Don Raffaele

Mentre i filibustieri s’abbandonavano al saccheggio, Morgan con una cinquantina dei suoi marinai si era diretto verso il palazzo del governo, dove sperava di sorprendere ancora il governatore e dove supponeva di trovare qualche resistenza.

 Non vi era invece più nessuno. Tutti erano fuggiti, lasciando il portone spalancato ed il ponte levatoio abbassato.

 Solo sette forche, dalle quali pendevano i sette corsari che avevano accompagnato il piantatore, facevano triste mostra, proprio nel mezzo dell’ampia e deserta piazza.

 Nello scorgerli, un urlo di rabbia era scoppiato fra il drappello di Morgan.

 «Bruciamo il palazzo del governatore!… Vendetta, capitano, vendetta!… Trucidiamo tutti!…»

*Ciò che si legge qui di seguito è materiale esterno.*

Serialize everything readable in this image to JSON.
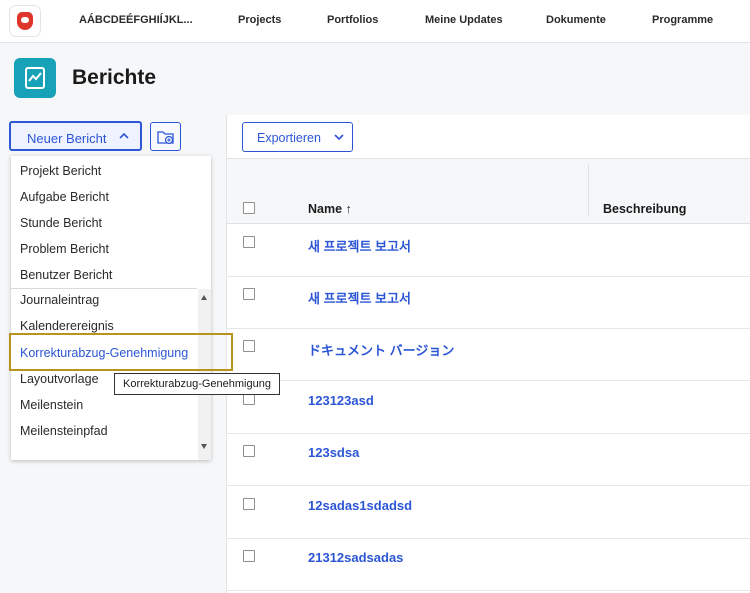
{
  "nav": {
    "brand": "AÁBCDEÉFGHIÍJKL...",
    "items": [
      "Projects",
      "Portfolios",
      "Meine Updates",
      "Dokumente",
      "Programme"
    ]
  },
  "page": {
    "title": "Berichte"
  },
  "new_report": {
    "label": "Neuer Bericht",
    "menu": [
      "Projekt Bericht",
      "Aufgabe Bericht",
      "Stunde Bericht",
      "Problem Bericht",
      "Benutzer Bericht",
      "Journaleintrag",
      "Kalenderereignis",
      "Korrekturabzug-Genehmigung",
      "Layoutvorlage",
      "Meilenstein",
      "Meilensteinpfad"
    ],
    "tooltip": "Korrekturabzug-Genehmigung"
  },
  "toolbar": {
    "export_label": "Exportieren"
  },
  "table": {
    "col_name": "Name",
    "sort_arrow": "↑",
    "col_description": "Beschreibung",
    "rows": [
      "새 프로젝트 보고서",
      "새 프로젝트 보고서",
      "ドキュメント バージョン",
      "123123asd",
      "123sdsa",
      "12sadas1sdadsd",
      "21312sadsadas"
    ]
  },
  "colors": {
    "accent": "#2c56d6",
    "highlight": "#b8941e",
    "page_icon": "#17a2b8"
  }
}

 Pierre le Picard, che faceva parte del drappello, gridò:

 «Portate qui due barili di polvere e facciamo saltare il palazzo!…»

 Già degli uomini stavano per slanciarsi in varie direzioni, quando un comando breve ma energico di Morgan li arrestò.

 «Sono io che comando qui!… Chi si muove è uomo morto!…»

 Il filibustiere si era gettato fra la turba furibonda, colla spada nella destra e una pistola nella sinistra.

 «Insensati!…» urlò. «Che cosa siamo venuti a far qui? E non pensate che forse in questo palazzo, in qualche antro segreto si trova la figlia di cavalier di Ventimiglia? Volete ucciderla per una stupida vendetta?»

 A quelle parole l’ira furibonda dei filibustieri era improvvisamente sbollita. Chi poteva assicurare che il governatore, prima di fuggire, non avesse nascosta in qualche sotterraneo la fanciulla, per la cui salvezza avevano tentato quell’ardito colpo di mano?

 «Invece di gridare come oche» disse l’ almirantedella flotta corsara, «cercate di fare quanti prigionieri potete. Qualcuno saprà dirci dove si trova la figlia del Corsaro Nero.

 «Questo si chiama parlare d’oro» disse Carmaux che faceva parte del drappello. «Ehi, amburghese, dove sei?»

 «Eccomi, compare» rispose Wan Stiller.

 «In caccia, amico mio. Cerchiamo di prendere qualche pezzo grosso.»

 Mentre Morgan entrava con parecchi dei suoi ufficiali nel palazzo del governo, per frugarlo da cima a fondo, e gli altri si disperdevano in varie direzioni per procurarsi dei prigionieri, Carmaux e l’amburghese, che conoscevano sufficientemente la città essendovi stati già due volte col Corsaro Nero molti anni prima, presero un viottolo che serpeggiava fra le muraglie di alcuni giardini.

 «Dove mi conduci?» chiese l’amburghese, dopo aver percorso un centinaio di passi, senza aver incontrato alcuno. «Non è da questa parte che fuggono gli abitanti.»

 «Voglio andare a fare una visita alla taverna El Toro » rispose Carmaux. «Scommetterei una piastra contro un doblone di Spagna che troveremo qualcuno da quelle parti.»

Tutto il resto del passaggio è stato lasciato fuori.